ECLI:NL:RBDHA:2025:13980
Rechtbank Den Haag
- Eerste aanleg - enkelvoudig
- Rechtspraak.nl
Beoordeling van een beroep tegen de verlening van een omgevingsvergunning voor het kappen van een esdoorn in Den Haag
In deze uitspraak van de Rechtbank Den Haag op 11 juli 2025, wordt het beroep van eiser tegen de verleende omgevingsvergunning voor het kappen van een esdoorn beoordeeld. De vergunning is verleend door het college van burgemeester en wethouders van Den Haag op 30 januari 2024, en het bestreden besluit om de vergunning in stand te houden werd op 22 juli 2024 genomen. Eiser, eigenaar van een appartement in België, heeft bezwaar gemaakt tegen de kapvergunning, stellende dat het belang van de vergunninghouder om de boom te kappen niet opweegt tegen het belang van behoud van de boom. Eiser wijst op de ecologische waarde van de boom en de bijdrage aan het milieu, terwijl de vergunninghouder overlast ervaart van de boom.

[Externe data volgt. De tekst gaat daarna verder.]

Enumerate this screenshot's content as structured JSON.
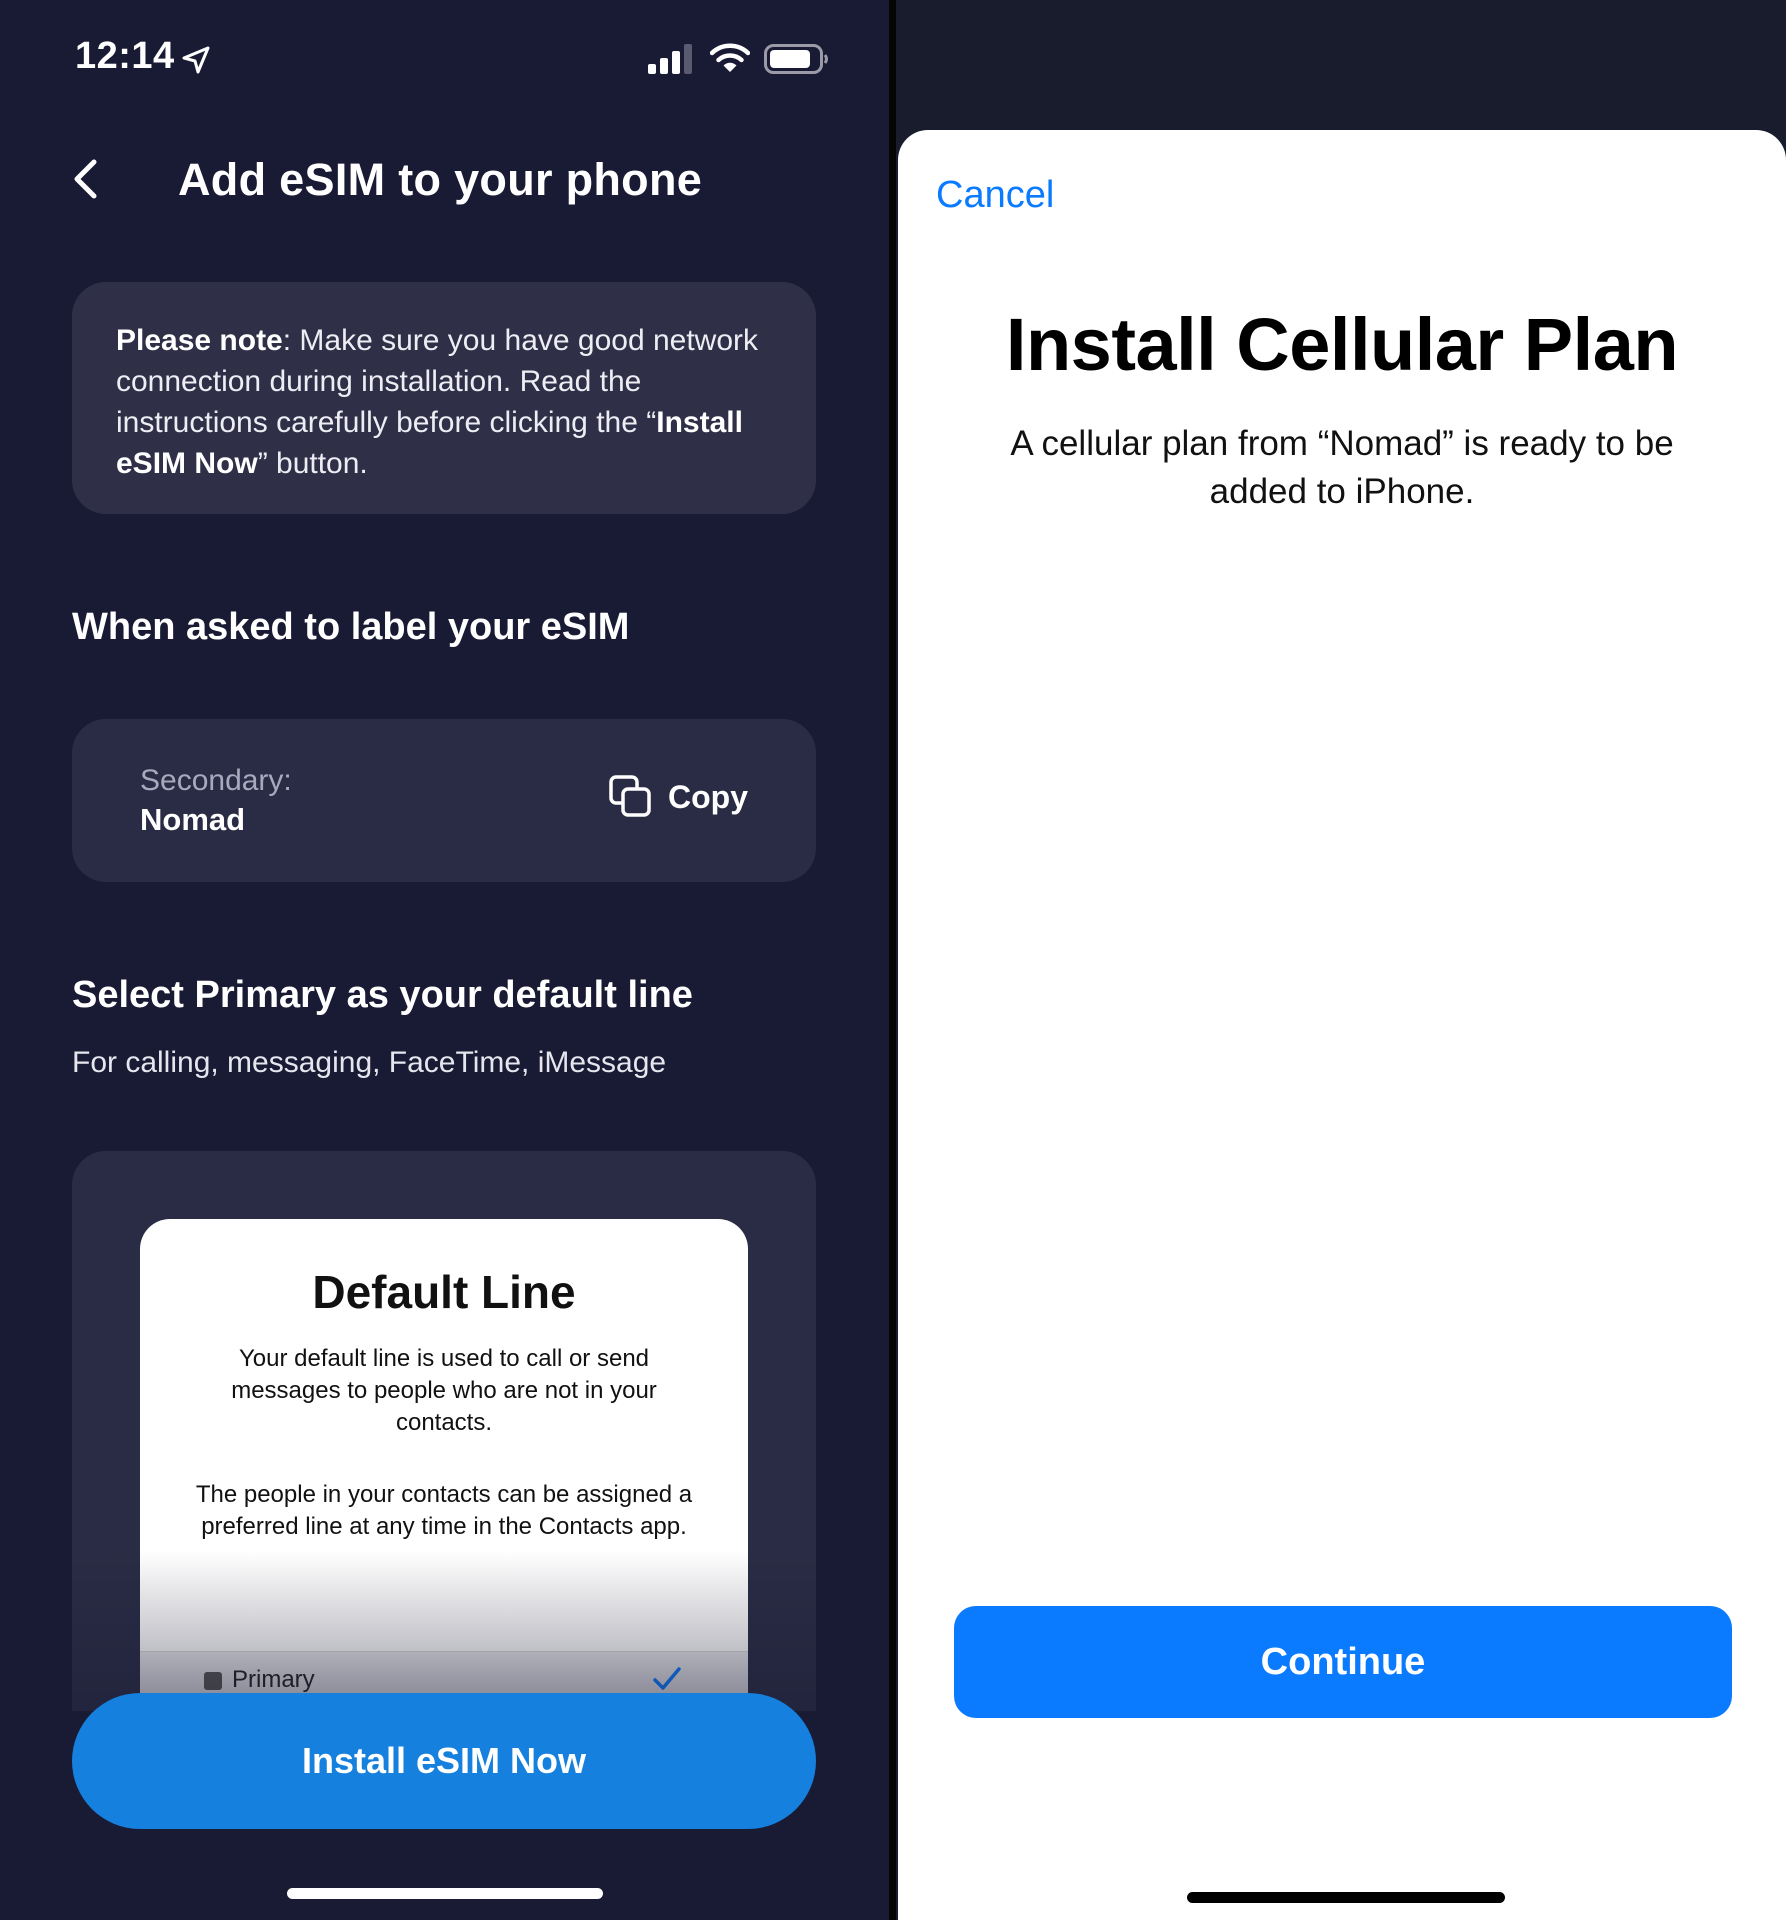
{
  "status_bar": {
    "time": "12:14"
  },
  "header": {
    "title": "Add eSIM to your phone"
  },
  "note": {
    "bold_lead": "Please note",
    "text_1": ": Make sure you have good network connection during installation. Read the instructions carefully before clicking the “",
    "bold_button": "Install eSIM Now",
    "text_2": "” button."
  },
  "label_section": {
    "title": "When asked to label your eSIM",
    "key": "Secondary:",
    "value": "Nomad",
    "copy_label": "Copy"
  },
  "default_section": {
    "title": "Select Primary as your default line",
    "subtitle": "For calling, messaging, FaceTime, iMessage"
  },
  "preview": {
    "title": "Default Line",
    "para_1": "Your default line is used to call or send messages to people who are not in your contacts.",
    "para_2": "The people in your contacts can be assigned a preferred line at any time in the Contacts app.",
    "row_label": "Primary"
  },
  "install_button": "Install eSIM Now",
  "sheet": {
    "cancel": "Cancel",
    "title": "Install Cellular Plan",
    "description": "A cellular plan from “Nomad” is ready to be added to iPhone.",
    "continue": "Continue"
  },
  "colors": {
    "left_bg": "#191a33",
    "card_bg": "#2f3048",
    "install_blue": "#1580dd",
    "ios_blue": "#0a7aff"
  }
}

De rechtbank heeft op 18 april 2025 de zaak behandeld, waarbij eiser, de gemachtigde van het college en een groenbeheerder aanwezig waren. De rechtbank oordeelt dat de vergunninghouder procesbelang heeft, omdat de vergunning niet is ingetrokken. De rechtbank stelt vast dat de aanvraag voor de omgevingsvergunning is ingediend vóór de inwerkingtreding van de Omgevingswet, waardoor de Wet algemene bepalingen omgevingsrecht (Wabo) van toepassing blijft. De rechtbank concludeert dat het college bij de verlening van de vergunning een belangenafweging heeft gemaakt, waarbij de groenbeheerder adviseerde dat de boom geen bijzondere waarde heeft en dat de overlast niet kan worden weggenomen door snoeien.
De rechtbank oordeelt dat het college zich op het standpunt heeft kunnen stellen dat het belang van de vergunninghouder om de boom te kappen zwaarder weegt dan het belang van behoud van de boom. Eiser's argumenten over de gang van zaken op de hoorzitting en de zorgvuldigheid van het besluit worden door de rechtbank verworpen. Uiteindelijk verklaart de rechtbank het beroep ongegrond, waardoor de verleende kapvergunning in stand blijft.